If you add butters to this, you won't know what you love.  Make the plain first, then make a batch with one butter, then another with the other butter, etc.  Let them cure 4-6 weeks.  Then test them all against one another to see what you think.


----------



## Seawolfe (Mar 21, 2015)

I use anywhere from 30-80% lard in soap. When I first used it, I did 80% lard, 15% coconut & 5% castor, just so I could really see what it was about. I liked that recipe so well that it's common in my rotation.


----------



## nebetmiw (Mar 21, 2015)

I use a 4 oil recipe. My lard is between 25 and 30 percent. I have done 50 too.


----------



## Sonya-m (Mar 22, 2015)

My favourite is:

75% lard
20% CO
5% castor

Someone on here recommended this (Obsidian?) and I love it


----------



## Susie (Mar 22, 2015)

I have a batch of Lard 80%, CO 20% curing right now.  I called it "A Little Piggy" and colored it pinkish.  I can't wait to try it.  I did add sugar, though, to boost bubbles.


----------



## Irishgem29 (Mar 22, 2015)

Thank you all so much. I got a headache trying to come up with something. These are great ideas.  Now I can make some more soap!


----------



## Seawolfe (Mar 22, 2015)

Susie said:


> I have a batch of Lard 80%, CO 20% curing right now.  I called it "A Little Piggy" and colored it pinkish.  I can't wait to try it.  I did add sugar, though, to boost bubbles.

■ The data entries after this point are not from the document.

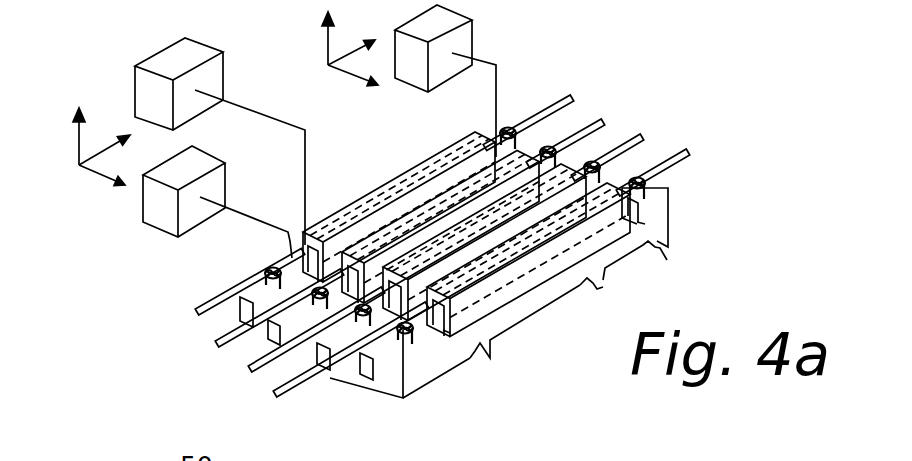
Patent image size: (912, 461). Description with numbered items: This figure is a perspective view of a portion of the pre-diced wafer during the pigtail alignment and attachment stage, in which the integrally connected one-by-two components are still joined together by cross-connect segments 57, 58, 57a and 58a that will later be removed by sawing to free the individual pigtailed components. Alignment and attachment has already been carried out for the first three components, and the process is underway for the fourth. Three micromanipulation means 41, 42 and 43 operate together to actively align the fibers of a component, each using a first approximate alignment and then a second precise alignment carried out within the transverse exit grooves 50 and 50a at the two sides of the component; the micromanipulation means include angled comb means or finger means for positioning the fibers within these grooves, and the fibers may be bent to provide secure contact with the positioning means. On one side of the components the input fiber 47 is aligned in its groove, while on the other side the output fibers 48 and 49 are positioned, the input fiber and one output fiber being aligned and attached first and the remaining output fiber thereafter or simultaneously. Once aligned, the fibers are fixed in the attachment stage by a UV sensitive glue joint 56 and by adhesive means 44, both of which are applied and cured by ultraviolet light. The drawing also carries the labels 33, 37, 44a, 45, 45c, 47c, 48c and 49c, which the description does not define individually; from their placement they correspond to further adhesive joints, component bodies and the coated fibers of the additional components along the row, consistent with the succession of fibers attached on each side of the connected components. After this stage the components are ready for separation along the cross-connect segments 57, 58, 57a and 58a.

The controller 33 is at (392, 7).
The sensor 37 is at (492, 0).
The micromanipulation means 41 is at (452, 68).
The micromanipulation means 42 is at (160, 218).
The micromanipulation means 43 is at (192, 55).
The adhesive means 44 is at (425, 330).
The connector 44a is at (633, 180).
The guide channel 45 is at (527, 242).
The guide channel 45c is at (388, 190).
The coated fiber 47 is at (690, 153).
The rail 47c is at (556, 100).
The coated fiber 48 is at (310, 385).
The rail 48c is at (212, 328).
The coated fiber 49 is at (262, 376).
The rail 49c is at (200, 302).
The transverse exit groove 50 is at (443, 330).
The transverse exit groove 50a is at (637, 222).
The UV sensitive glue joint 56 is at (445, 297).
The cross-connect segment 57 is at (410, 387).
The cross-connect segment 57a is at (667, 260).
The cross-connect segment 58 is at (492, 357).
The cross-connect segment 58a is at (603, 287).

Hahaha every time I make an 80% lard batch it ends up with "piggy: in the name: "Orange piggy", "blue piggy" and right now theres "meadow piggy" 
+1 to the sugar


----------



## Jackofhearts (Mar 24, 2015)

I have a batch that just came out of cure, the oil bill is:
95% Lard
5% Castor oil

with a 5% superfat and the FO is BB's Cedar & Saffron

I'll admit it's not very lather-y but it does fine and its performance is my wife's favorite of any batch I've made thus far.


----------



## lsg (Mar 25, 2015)

You could try 65% lard, 30% coconut oil and 5% Castor oil.  It would be a sudsy, high cleansing bar.  Or, 55% lard, 25% coconut, 15% cocoa butter and 5% Castor for a hard bar that is not so cleansing.


----------



## Susie (Mar 26, 2015)

I just tried that 80% lard, 20% coconut oil soap this morning.  It is absolutely amazing!  The creamiest lather I have EVER experienced.  I will add castor oil at 5-6% next time.  I can only imagine what that soap is going to be like...and I have too much soap on hand to make it tomorrow.


----------



## regansoap (Apr 3, 2015)

Lard is cheap and amazing - well done


----------



## Irishgem29 (Apr 25, 2015)

So I ended up using.....
16 oz lard
4oz coconut
2.78 oz lye
7.6 distilled h20
I also added about 1t alkanet powder for color and lavender & lemon eo.
I will be trying it out next!

Now that i has been enough time to cure that is


----------